KYKY: Каких современных белорусских авторов вы можете посоветовать для прочтения каждому?
В. М.: Список будет включать в себя Владимира Орлова, Владимира Некляева, Артура Клинова, Татьяну Замировскую, Светлану Алексиевич, Валентина Акудовича.
KYKY: Охарактеризуйте украинского писателя Сергея Жадана.

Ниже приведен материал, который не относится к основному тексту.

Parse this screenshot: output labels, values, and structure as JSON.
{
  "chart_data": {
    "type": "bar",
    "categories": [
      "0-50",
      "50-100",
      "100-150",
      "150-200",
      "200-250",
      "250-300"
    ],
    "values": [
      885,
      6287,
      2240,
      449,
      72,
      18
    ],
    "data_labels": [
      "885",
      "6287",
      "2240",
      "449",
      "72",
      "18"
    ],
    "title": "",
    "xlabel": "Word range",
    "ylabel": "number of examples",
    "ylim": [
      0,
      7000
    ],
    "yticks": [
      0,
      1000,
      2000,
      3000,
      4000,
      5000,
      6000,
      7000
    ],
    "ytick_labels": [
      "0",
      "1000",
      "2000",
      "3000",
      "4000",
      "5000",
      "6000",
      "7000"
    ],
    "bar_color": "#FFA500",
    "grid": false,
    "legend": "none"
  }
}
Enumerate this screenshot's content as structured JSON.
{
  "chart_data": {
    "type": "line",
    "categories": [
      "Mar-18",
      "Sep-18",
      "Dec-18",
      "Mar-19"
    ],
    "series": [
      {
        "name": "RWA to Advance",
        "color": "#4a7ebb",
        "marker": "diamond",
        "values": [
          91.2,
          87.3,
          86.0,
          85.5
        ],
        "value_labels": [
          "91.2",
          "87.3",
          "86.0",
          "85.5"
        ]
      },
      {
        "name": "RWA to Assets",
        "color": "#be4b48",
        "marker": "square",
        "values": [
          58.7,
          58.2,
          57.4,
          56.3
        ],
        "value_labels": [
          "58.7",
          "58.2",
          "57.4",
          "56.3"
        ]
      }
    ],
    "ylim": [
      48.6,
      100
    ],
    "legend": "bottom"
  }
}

В. М.: Это мой любимый украинский поэт и прозаик. Я читал его предшественника, Юрия Андруховича – у того более изощренный украинский язык. Но Жадан, при всей своей кажущейся простоте, как-то искреннее. Возможно, дело в том, что Жадан – мой ровесник. Он симпатичен тем, что вроде пишет рассказы про пацанов с района, но эти рассказы имеют под собой такую эсхатологическую глубину, трогательную романтичность, которая заставляет тебя не только смеяться, но и при этом что-то вздрагивает в сердце. Мне кажется, это и есть знак хорошей, качественной литературы – когда ты половину книги смеёшься, а половину книги почти плачешь. Поэтому Жадан очень крутой, мой любимый его роман – это «Ворошиловград». В «Мове» есть фрагмент, где герой покупает левый стафф у цыган, но он не торкает, так как оказывается не настоящей мовой, а стихотворением Жадана на украинском. Томас Вайлер, который завершает немецкий перевод «Мовы» (она выйдет в сентябре в издательстве Voland und Quist) долго ломал голову над тем, как вплести в немецкий перевод вот этот трюк – нечто созвучное украинскому в ткани белорусского языка. И он очень изящно вышел из положения: обратился к переводчику Жадана на голландский язык и попросил перевести это стихотворение для «Мовы». Поскольку разница между немецким и голландским близка к разнице белорусского и украинского – получилось красиво!
KYKY: Ваше мнение по поводу украинского Майдана – это революция достоинства, или же борьба США и России за сферу влияния?
В. М.: Конечно, это революция достоинства. Просто в Украине добро победило зло, добро оказалось сильнее зла. В Беларуси зло не победило добро, то есть сейчас в Беларуси, в Москве, побеждают силы, которые говорят что белое – это черное, а черное – это белое. Смешно говорить, что Обама стоял за участниками Майдана. Я был в Киеве, правда, не в самый разгар, но вскоре после. Просто там люди попытались взять вилы и поднять на них тех, кто этого заслуживает. Именно поэтому определенными людьми была придумана версия, что за этим всем стоит Барак Обама и Белый дом, потому что им страшно, что обычные люди могут на что-то влиять.